Why Doesn’t the Groom Personally Escort his Bride to the Chupa, aren't we Afraid of a 'Switch & Bait' as with Jacob our Forefather?

There is a very interesting custom in a Jewish wedding.

Before the ceremony, the groom goes to the room where his bride is waiting and covers her face with a veil. He then leaves her and goes to wait for herunder the chupah.

The traditional explanation for this is that he is checking to make sure he has got the right bride.

Why? Because Jacob was the victim of a last-minute switch by his father-in-law, who substituted Leah, the older of his two daughters, for Rachel, the one Jacob loved.

Jacob discovered the deception after he consummated the marriage with Leah, in the dark. Although not happy with being swindled, Jacob decided to accept his fate nevertheless, and later also married Rachel.

But if today’s groom were indeed checking the bride to make sure he got his beloved, shouldn’t he uncover her face and escort her personally to the ceremony, never taking his eyes off her?
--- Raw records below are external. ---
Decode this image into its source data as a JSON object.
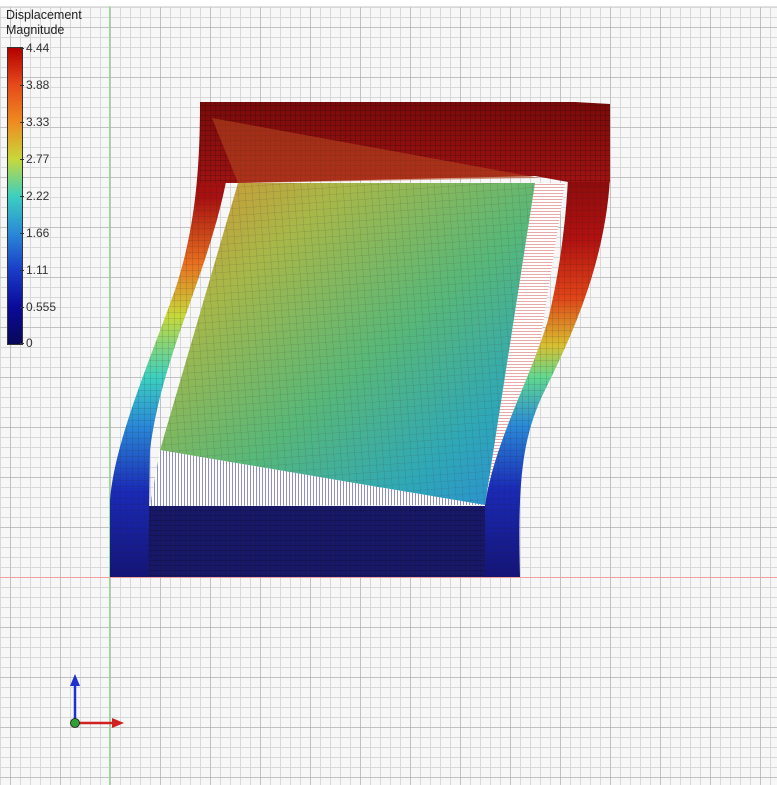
{
  "legend": {
    "title_line1": "Displacement",
    "title_line2": "Magnitude",
    "ticks": [
      "4.44",
      "3.88",
      "3.33",
      "2.77",
      "2.22",
      "1.66",
      "1.11",
      "0.555",
      "0"
    ],
    "colors": [
      "#b40000",
      "#e64a1a",
      "#f08a20",
      "#c8d83a",
      "#3cd0c0",
      "#2a8ad8",
      "#1a3cc8",
      "#0a0a9a",
      "#08085a"
    ]
  },
  "axes": {
    "x_axis_color": "#e04040",
    "y_axis_color": "#3040e0",
    "z_axis_color": "#30a030"
  },
  "icons": {
    "triad": "xyz-triad-icon"
  }
}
But he doesn’t do that. He covers her and walks away. So there must be more to it. Indeed there is. All this is a ceremony acknowledging the mystery of marriage.

Leah represented the woman of mystery whom Jacob was meant to marry. Rachel represented the revealed one, the choice he made.
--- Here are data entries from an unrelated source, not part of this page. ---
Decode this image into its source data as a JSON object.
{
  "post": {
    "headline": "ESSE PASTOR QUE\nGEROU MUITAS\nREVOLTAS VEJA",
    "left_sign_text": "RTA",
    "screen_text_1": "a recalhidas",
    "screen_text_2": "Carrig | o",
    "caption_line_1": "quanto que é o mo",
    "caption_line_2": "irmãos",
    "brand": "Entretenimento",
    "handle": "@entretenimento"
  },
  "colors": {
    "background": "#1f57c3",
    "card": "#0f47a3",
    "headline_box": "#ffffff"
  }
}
When you get married, the truth is that although you think you are marrying the spouse of your choice, there is bound to be an element of mystery.

Later, you will discover that you ended up also with Leah, who is the side of your spouse you never knew you were getting.

And this is exactly what you need!

In Jacob’s case, Leah proved to be exactly what he needed – the sourceof enormous blessing to him, the mother of ten of his twelve sons, and in the end, she was the one with whom he was buried.